In January 2003, we ended the negotiations with GlaxoSmithKline that were a result of their desire to change the terms of their license to cantuzumab mertansine. We have regained our rights to cantuzumab mertansine, and we also have rights to all the data from the completed Phase I program. We intend to re-partner cantuzumab mertansine for advancement into the next stages of clinical evaluation and commercialization.
In the past year, we have made important progress with product candidates in our research pipeline, including the TAP product candidate huMy9-6-DM1 for acute myeloid leukemia, our anti-IGF-IR antibody for various solid tumors including lung, breast, and prostate cancers, and our product candidate for certain B-cell malignancies. In July 2003, these product candidates were licensed to Aventis to expedite their development.

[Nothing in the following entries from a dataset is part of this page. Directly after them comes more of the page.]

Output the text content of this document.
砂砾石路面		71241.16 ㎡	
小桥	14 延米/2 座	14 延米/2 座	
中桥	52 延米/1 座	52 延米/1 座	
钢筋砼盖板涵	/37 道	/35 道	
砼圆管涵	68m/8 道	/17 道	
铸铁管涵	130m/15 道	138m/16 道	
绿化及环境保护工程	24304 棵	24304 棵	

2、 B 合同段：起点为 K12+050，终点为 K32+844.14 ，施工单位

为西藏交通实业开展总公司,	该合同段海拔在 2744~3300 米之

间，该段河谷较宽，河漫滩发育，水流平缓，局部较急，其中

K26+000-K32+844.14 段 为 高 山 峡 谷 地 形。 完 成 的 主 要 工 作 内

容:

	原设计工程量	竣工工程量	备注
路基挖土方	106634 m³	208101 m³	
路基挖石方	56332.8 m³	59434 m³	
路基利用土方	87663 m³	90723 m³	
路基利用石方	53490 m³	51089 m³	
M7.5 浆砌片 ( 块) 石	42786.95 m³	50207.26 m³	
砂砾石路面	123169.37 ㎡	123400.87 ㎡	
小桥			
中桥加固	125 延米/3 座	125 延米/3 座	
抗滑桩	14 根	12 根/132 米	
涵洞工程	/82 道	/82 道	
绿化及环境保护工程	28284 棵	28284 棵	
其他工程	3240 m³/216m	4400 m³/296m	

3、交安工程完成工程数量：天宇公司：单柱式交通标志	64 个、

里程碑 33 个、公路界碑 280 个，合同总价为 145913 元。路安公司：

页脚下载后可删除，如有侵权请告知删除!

First, we develop our own products. ImmunoGen developed cantuzumab mertansine,
huN901-DM1, and the three compounds licensed to Aventis. ImmunoGen remains
committed to developing our own products, which we will commercialize
either by ourselves or through partners.
Second, in 2000 we began to out-license our TAP technology to other companies
so that they could develop TAP products with their antibodies. This expands
the number of TAP product candidates in development and it provides ImmunoGen
with a return from all compounds created using our technology. To date,
we have received more than $31 million not including manufacturing
payments through our agreements with Abgenix, Boehringer Ingelheim,
Genentech, and Millennium. So far, two partner-developed TAP product candidates
have advanced into clinical testing.
Third, this summer we further expanded our opportunities through the formation of a collaboration with Aventis. I believe this collaboration will enable us to develop substantially more products in less time than we could have achieved on our own. ImmunoGen will derive a return from all compounds developed using our technology and expertise. Additionally, the agreement includes significant committed research funding to ImmunoGen. We can now use our cash to further expand our product and technology opportunities.